Weird Answer involving Minimum

Question

Given the isosceles triangle $ABC$, in which $AB$ is 12 inches and the altitude $CD$ is 3 inches, find the point $P$ on CD such that the sum of the distances of P from the vertices is a minimum.

This problem seemed fairly simple. Here's the equation that I set up:

$$2\sqrt{x^2+36} + 3 - x = d$$

Then, I took the derivative, set it to zero, and hoped to find the minimum: $$2 \cdot 2x \cdot \frac{1}{2} \cdot \frac{1}{\sqrt{x^2+36}} -1 = d'$$ $$\frac{2x}{\sqrt{x^2+36}} = 1$$ $$4x^2 = x^2 + 36$$ $$x = 2\sqrt{3}$$

Firstly, my book says the answer should be where the point C lies (i.e, the length $x = 3$ inches). Secondly, $2\sqrt{3} > 3$.
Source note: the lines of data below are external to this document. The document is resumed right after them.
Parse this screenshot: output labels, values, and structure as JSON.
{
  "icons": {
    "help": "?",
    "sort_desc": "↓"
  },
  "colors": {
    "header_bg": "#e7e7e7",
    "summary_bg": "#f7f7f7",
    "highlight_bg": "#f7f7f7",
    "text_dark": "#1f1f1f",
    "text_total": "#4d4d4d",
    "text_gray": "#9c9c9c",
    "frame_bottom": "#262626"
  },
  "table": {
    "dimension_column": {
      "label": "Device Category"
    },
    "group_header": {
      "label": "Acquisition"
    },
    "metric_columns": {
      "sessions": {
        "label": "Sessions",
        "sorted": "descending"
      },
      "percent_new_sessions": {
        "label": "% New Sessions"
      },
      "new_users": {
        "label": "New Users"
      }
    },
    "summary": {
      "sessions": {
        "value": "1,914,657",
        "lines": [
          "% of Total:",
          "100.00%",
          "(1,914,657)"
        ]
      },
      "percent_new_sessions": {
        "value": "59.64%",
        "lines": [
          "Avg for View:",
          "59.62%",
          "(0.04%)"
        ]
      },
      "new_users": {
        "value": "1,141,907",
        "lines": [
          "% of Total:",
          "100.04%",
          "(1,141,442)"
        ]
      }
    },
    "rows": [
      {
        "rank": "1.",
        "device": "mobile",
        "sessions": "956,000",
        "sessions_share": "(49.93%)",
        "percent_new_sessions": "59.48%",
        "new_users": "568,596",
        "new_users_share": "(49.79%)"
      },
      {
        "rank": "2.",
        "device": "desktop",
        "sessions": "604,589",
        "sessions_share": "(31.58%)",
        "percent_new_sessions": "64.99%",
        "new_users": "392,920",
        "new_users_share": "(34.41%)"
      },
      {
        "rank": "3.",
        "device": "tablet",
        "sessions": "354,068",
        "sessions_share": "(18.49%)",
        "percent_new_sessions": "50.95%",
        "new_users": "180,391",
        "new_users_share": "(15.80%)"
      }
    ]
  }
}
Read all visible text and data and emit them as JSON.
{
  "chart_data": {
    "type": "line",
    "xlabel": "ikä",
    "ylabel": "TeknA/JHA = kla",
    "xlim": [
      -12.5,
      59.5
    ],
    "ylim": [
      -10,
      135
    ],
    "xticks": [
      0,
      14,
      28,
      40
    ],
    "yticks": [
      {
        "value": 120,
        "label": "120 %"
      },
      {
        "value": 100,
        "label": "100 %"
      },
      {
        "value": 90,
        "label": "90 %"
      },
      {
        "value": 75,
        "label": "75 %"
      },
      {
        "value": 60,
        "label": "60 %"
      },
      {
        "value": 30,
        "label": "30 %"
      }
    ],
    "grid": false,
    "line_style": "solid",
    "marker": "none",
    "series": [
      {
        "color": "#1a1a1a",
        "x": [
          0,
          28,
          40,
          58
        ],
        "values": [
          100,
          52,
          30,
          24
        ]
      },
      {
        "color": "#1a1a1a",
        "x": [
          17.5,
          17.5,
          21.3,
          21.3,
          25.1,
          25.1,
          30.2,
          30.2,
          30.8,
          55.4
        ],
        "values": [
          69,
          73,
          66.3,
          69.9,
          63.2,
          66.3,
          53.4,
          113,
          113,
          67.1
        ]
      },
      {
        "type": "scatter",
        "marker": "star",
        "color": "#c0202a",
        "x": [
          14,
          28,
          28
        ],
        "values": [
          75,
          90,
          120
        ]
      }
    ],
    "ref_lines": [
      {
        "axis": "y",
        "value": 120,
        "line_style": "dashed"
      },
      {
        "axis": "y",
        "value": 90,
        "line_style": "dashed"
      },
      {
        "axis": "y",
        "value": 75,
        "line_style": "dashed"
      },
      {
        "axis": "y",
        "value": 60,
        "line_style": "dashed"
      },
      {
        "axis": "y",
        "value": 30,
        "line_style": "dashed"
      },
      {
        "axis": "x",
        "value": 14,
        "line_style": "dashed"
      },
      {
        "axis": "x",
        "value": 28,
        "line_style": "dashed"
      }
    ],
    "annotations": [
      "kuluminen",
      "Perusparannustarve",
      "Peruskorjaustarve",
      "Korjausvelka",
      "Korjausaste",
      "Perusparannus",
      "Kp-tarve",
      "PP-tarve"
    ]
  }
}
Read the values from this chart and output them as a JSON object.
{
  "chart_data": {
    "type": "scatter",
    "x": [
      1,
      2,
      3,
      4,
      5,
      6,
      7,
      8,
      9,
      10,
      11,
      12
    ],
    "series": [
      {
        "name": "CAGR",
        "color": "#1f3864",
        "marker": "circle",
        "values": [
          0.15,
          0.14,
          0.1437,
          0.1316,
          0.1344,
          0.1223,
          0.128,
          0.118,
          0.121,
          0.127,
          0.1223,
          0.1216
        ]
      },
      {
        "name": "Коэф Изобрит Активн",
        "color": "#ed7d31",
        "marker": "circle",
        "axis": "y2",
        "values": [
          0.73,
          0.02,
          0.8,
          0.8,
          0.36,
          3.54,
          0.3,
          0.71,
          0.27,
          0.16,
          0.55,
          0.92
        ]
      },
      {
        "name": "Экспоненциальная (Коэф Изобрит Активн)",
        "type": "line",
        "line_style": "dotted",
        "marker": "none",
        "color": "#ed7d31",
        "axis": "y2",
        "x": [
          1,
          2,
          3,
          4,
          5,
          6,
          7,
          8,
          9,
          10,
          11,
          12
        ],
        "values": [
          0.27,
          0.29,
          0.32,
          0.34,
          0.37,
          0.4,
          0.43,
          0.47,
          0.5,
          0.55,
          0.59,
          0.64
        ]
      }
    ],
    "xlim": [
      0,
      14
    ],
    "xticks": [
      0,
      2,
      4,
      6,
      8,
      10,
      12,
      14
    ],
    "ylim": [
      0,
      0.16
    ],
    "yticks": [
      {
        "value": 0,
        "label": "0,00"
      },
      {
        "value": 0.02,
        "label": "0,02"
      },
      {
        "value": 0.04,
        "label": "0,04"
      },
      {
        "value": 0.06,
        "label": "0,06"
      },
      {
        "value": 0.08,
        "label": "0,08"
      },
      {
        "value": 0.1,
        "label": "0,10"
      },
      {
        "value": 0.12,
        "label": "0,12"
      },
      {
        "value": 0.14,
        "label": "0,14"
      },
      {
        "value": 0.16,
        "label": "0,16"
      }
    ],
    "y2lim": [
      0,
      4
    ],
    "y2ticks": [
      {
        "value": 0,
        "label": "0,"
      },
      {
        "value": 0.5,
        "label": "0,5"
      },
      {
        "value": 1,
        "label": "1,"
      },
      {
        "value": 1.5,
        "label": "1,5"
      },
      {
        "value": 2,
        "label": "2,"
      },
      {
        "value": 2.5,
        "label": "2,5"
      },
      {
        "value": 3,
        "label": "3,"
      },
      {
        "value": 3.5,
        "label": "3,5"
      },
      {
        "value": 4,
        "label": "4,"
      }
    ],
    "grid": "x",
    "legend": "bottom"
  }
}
If I'm right, I would like to know how to interpret this result (as I had obtained similar answers for previous questions). If I'm not right, I would like to know how I screwed up something so basic so I can then proceed to bash my head on the wall for the next few hours (not really).

Thanks.

Edit: Here's a better picture.

Answer 1

You do not explain how you derive your governing equation; things might have gone wrong somewhere there. Consider this:

If we make the point $A$ our origin of coordinates, then $B$ becomes $(12,0)$ and $C$ becomes $(m,3)$, where $0<m<12,$ indicates the length of $AD.$ The distances from our point $(m,y)$ from the three vertices is as follows: $$\begin{align}{|PA|=\sqrt{y^2+m^2}\\ |PB|=\sqrt{y^2+(m-12)^2}\\ |PC|=\sqrt{(y-3)^2}\\ }\end{align},$$ so that it is their sum that you want to minimize as $y$ varies in the bounds $[0,3].$

You should be able to continue from here?

Edit: When I took note of the fact that $|AC|=|CB|,$ so that consequently, $m=6,$ and simplified, differentiated and set to nullity, I got $$4y^2(y-3)^2=(3-y)^2(y^2+36).$$ It is now easy to see where OP lost his solution, since it is very tempting to cancel the equal factors; but recall that $3$ is in the domain of $y,$ so that we cannot legitimately cancel. Thus, letting $K=(3-y)^2,$ we get $$(4y^2-y^2-36)K=0,$$ from which we also get the possibility $y=3.$

Hope OP doesn't bang his head on a wall. :)

Answer 2

First observe that your function $d$ is a decreasing function of $x (\because$ its derivative is negative $\forall x\in[0,3])$.

Now, since we are restricted in this interval only, the required minimum occurs at $x=3$.

Hope it helps:)

Answer 3

Alright, so I think I understand why the answer is $x = 3$. If my equation is correct, then what I've found is the relative minimum of the function. However, we must find the absolute minimum, i.e, the minimum of the function in between the interval [a, b] (in this case $a=0$ and $b=3$). Therefore, because $b < 2\sqrt{3}$, the solution within the interval [0, 3] is $x = 3$. This point was made by @Allawonder and @Martund

If my reasoning is incorrect, then I would love feedback.